The beautiful painting that you see before your eyes, is called The Roses of Heliogabalus by Sir Lawrence Alma-Tadema.
And this beautiful painting is currently on show as part of ‘A Victorian Obsession’ at the Leighton House Museum.
I’ll keep this brief and to the point. The house itself is worth visiting, purely for its Arab Hall. The famous painter Leighton (whom the house belonged to) found himself inspired by the Middle East during his lifetime, and as a result decorated his house to reflect that. This hall is one of the first things you see, and really does take your breath away. (Something you wouldn’t expect in the sleepy streets of Kensington.)

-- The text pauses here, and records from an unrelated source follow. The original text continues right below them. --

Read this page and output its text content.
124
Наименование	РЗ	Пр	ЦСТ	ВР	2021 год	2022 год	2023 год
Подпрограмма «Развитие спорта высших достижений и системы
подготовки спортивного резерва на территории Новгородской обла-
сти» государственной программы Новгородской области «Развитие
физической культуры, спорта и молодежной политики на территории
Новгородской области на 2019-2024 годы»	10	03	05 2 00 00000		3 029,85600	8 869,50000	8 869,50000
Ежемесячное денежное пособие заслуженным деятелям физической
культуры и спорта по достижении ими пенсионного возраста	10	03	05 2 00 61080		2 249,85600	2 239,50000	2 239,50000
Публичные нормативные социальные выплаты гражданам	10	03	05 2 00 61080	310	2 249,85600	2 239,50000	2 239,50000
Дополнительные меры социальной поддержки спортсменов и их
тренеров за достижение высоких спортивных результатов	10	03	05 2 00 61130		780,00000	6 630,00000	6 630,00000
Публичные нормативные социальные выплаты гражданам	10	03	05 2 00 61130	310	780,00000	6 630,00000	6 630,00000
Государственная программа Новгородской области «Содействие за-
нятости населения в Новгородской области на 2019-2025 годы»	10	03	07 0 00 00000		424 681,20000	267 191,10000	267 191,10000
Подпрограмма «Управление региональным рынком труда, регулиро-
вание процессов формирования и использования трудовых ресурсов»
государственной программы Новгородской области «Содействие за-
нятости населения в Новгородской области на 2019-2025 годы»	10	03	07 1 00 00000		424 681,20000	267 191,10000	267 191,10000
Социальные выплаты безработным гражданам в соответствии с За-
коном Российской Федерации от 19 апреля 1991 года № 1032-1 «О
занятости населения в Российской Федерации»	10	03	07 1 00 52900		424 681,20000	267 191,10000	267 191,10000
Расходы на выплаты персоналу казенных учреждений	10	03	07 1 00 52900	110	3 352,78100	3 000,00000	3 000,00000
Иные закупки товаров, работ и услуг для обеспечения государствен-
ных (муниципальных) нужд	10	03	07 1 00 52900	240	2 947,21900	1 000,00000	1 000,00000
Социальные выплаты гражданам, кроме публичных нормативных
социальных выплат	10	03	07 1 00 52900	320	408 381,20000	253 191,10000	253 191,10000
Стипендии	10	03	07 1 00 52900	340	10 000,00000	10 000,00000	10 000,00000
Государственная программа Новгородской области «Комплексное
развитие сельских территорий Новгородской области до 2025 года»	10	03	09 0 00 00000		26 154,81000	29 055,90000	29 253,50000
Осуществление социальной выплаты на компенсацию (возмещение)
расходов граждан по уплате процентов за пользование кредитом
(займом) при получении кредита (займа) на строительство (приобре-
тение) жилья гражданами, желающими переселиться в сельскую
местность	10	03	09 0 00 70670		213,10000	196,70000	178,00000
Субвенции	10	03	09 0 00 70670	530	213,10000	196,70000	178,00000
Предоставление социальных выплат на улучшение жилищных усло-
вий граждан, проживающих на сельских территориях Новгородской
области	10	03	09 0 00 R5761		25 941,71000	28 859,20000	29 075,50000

Also the price of the ticket included an audio guide, which is definitely worth mentioning as you feel you get a little more for the entrance fee.
Then, as you make your way through the house, more and more paintings are on display (quite honestly I’m not sure whether or not these are part of the permanent collection, or part of the current temporary exhibition. Which has now been extended until the 6th April.) And as you can probably tell, I have a favourite painting that was on display. All the others seemed to lead up to this moment that you would meet the above artwork.
You enter a sectioned off room. Immediately, your nostrils are filled with a heavy sent of roses. Your eyes are then proceeded to be assaulted with this lavish, overflowing, large painting, arousing all the senses. Normally, I find it hard to engage with old paintings, I foolishly have begun to file them away somewhere labelled ‘dusty relics’ and ‘outdated’. Yet here I am, imploring you all to go and see it if you can! Or if not, google it, make the image as large as possible for your screen and just stare.
The painting is based upon a (probably fictional) event concerning the Roman Emperor named Elagabalus (as known as Heliogabalus.) Depicting one of his lavish parties, it shows Elagabalus smothering his guests (to the point of death) with rose petals, released from the ceiling.
And with that I’ll leave you.
Now google that painting! (Or stare at the tiny example above.)